PARIS — The European Space Agency (ESA) will freeze spending at 2009 levels in 2010 and 2011 to ease the pressure on the national budgets of its 18 member governments, ESA Director-General Jean-Jacques Dordain said Jan. 14.
The move follows four consecutive years of annual 10 percent increases in ESA cash outlays.
Dordain said the spending freeze, to be accompanied by a modification of the way ESA pays its contractors, will permit the agency to maintain all the programs its member states have approved in recent years without forcing ESA to take out a loan, while at the same time reducing the near-term cash demands on its member states.
Addressing a press conference at ESA headquarters here, Dordain said ESA’s annual spending reached a record 3.35 billion euros ($4.83 billion) in 2009. While the agency’s 2010 budget — a reflection of the new programs ESA governments have agreed to start and ongoing cash requirements for existing programs — will rise 4 percent over 2009, its total cash outflow will be limited to 3.35 billion euros through 2011.
The figure will not be adjusted for inflation.
“All the programs we have approved will go forward. There will be no cancellations,” Dordain said. “But we will proceed in such a way so as not to cause any payment issues in our member governments. No member states want to renege on commitments already made, but they don’t want me to borrow money and then ask them to pay the associated costs” of a loan.
Dordain said some of the financial pressures are likely to ease as certain space hardware programs progress less quickly than planned, allowing the agency to postpone payments as a consequence.
For new contracts, ESA will scrap its long-standing policy of paying contractors what Dordain called “a princely sum” at the time of a contract’s signing.
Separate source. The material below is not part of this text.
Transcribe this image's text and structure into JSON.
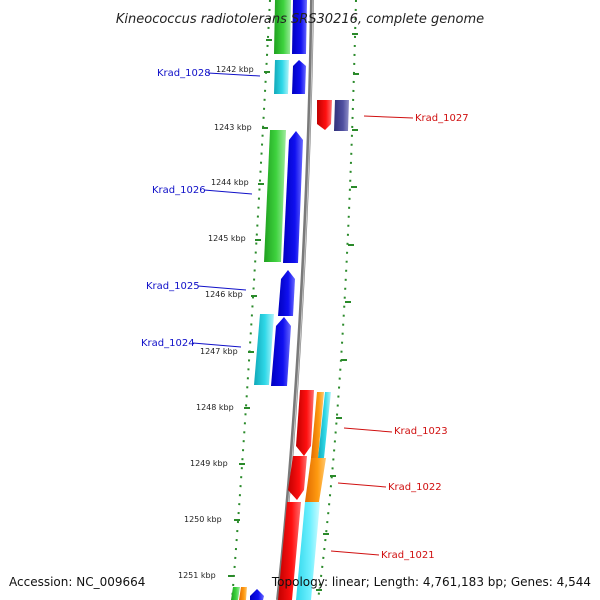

“Now they will be paid a less-princely sum at the signing of the contract, and a bit more as the contract milestones are reached. That is the solution we are working on with industry.”
ESA’s total budget in 2010, including payments from the European Commission and other outside revenue sources, is 3.74 billion euros, up 4 percent from 2009.
The budget reflects the planned requirements of all ESA’s programs. But each year some programs face delays, meaning their cash demands are less than expected. This leads to a gap between ESA’s annual budget and what it actually spends for its own operations and for contracts with industry.
The 2010 budget includes nearly 755 million euros in contributions from the European Commission, which has hired ESA to manage the Galileo satellite navigation project, and is co-investing with ESA in a broad Earth observation effort called Global Monitoring for Environment and Security, or GMES.
With Galileo and GMES both nearing their peaks in terms of required capital investment, navigation and Earth observation have surpassed launch vehicles and human spaceflight in ESA’s budget hierarchy.
Spending on launchers has come down in part because the heavy-lift Ariane 5 rocket has operated for seven years without a failure. Two new vehicles being introduced with ESA backing to Europe’s French Guiana spaceport — the medium-lift Russian Soyuz and the Italian-led Vega small-satellite launcher — have passed their peak development spending.
Soyuz is scheduled to make its inaugural launch this summer, and Vega’s first flight is expected to occur either late this year or early in 2011.
Dordain said ESA would try to nudge its partners in the international space station — the United States, Russia, Japan and Canada — to commit this year to extending the station’s life at least to 2020. The current retirement date is 2015, even though the last of the non-Russian hardware in the assembly of the orbital outpost will not be launched until this year.
“How can I encourage scientists to use the station if I have to tell them, ‘Hurry up, we’re shutting down in 2015’?” Dordain said. “We should use the station as long as its benefits outweigh the operating costs.”
Dordain also said ESA would be proposing to its partners several options for reducing the station’s operating costs, and also would be pushing to add new nations to the space station partnership.
To broaden the station’s appeal, ESA has issued a request for proposals on ways to use the station as a platform for monitoring global climate change.
“Here you have a platform that is in permanent orbit between 51 degrees north and 51 degrees south latitude,” Dordain said. “It covers a lot of tropical zones that are of high interest to those studying climate change. The station is orbiting at 400 kilometers in altitude, which is lower than almost any Earth observation satellite.”
ESA has set a Jan. 18 deadline for proposals from European researchers on how to collect climate and environmental data from station-mounted hardware. He said the agency expects to receive about 20 proposals.